Berdasarkan informasi resmi dari Sekretariat Presiden, Kepala Negara bertolak dari Pangkalan TNI AU Halim Perdanakusuma, Jakarta, menggunakan Pesawat Kepresidenan sekitar pukul 09.00 WIB.
Setibanya di Jawa Timur, Presiden dijadwalkan langsung bertolak menuju Kabupaten Sampang sebagai lokasi agenda pertama.
Di wilayah tersebut, Presiden Prabowo akan meresmikan proyek pembangunan jalan sepanjang 1.151 kilometer yang pembangunannya tersebar di berbagai titik di seluruh Indonesia.

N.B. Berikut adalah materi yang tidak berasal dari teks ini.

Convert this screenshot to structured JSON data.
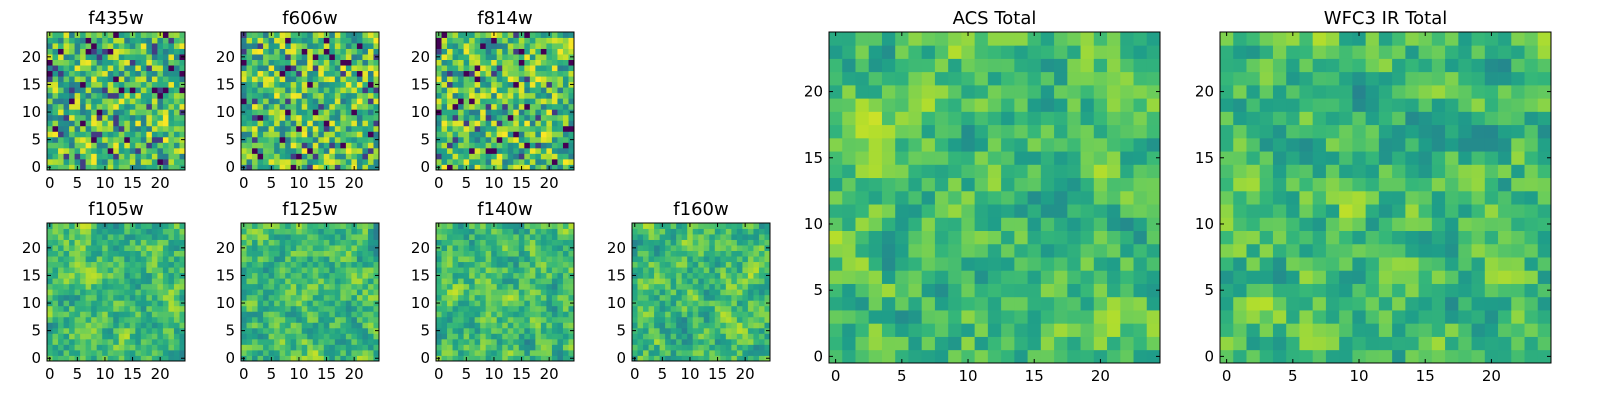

Proyek infrastruktur skala besar ini merupakan bagian dari implementasi Instruksi Presiden Jalan Daerah (IJD) yang dicanangkan pemerintah.
Peresmian tersebut sekaligus menegaskan komitmen kuat jajaran pemerintah dalam mempercepat pemerataan infrastruktur jalan di berbagai pelosok tanah air.
Langkah ini diharapkan dapat meningkatkan konektivitas antarwilayah secara signifikan, memicu pertumbuhan ekonomi di tingkat daerah, serta memperlancar arus distribusi logistik nasional.
Setelah menyelesaikan agenda di Sampang, Presiden Prabowo akan melanjutkan rangkaian kunjungannya menuju Kabupaten Bangkalan.
Di sana, Kepala Negara dijadwalkan hadir dalam acara Penutupan Musyawarah Nasional Alim Ulama serta Konferensi Besar Nahdlatul Ulama 2026.
Kegiatan akbar tersebut dipusatkan di Institut Agama Islam Syaichona Mohammad Cholil Bangkalan sebagai bentuk penghormatan terhadap peran penting kaum ulama.
Momentum ini dinilai sangat krusial dalam memperkokoh peran ulama untuk menjaga persatuan bangsa serta memberikan masukan strategis bagi pembangunan nasional di masa depan.
Dalam kunjungan kerja kali ini, Presiden didampingi oleh sejumlah menteri kabinet, di antaranya Menko Bidang Pangan Zulkifli Hasan dan Menteri Sekretaris Negara Prasetyo Hadi.
Turut hadir pula Menteri ESDM Bahlil Lahadalia serta Sekretaris Kabinet Teddy Indra Wijaya yang mengawal seluruh jalannya agenda kepresidenan tersebut.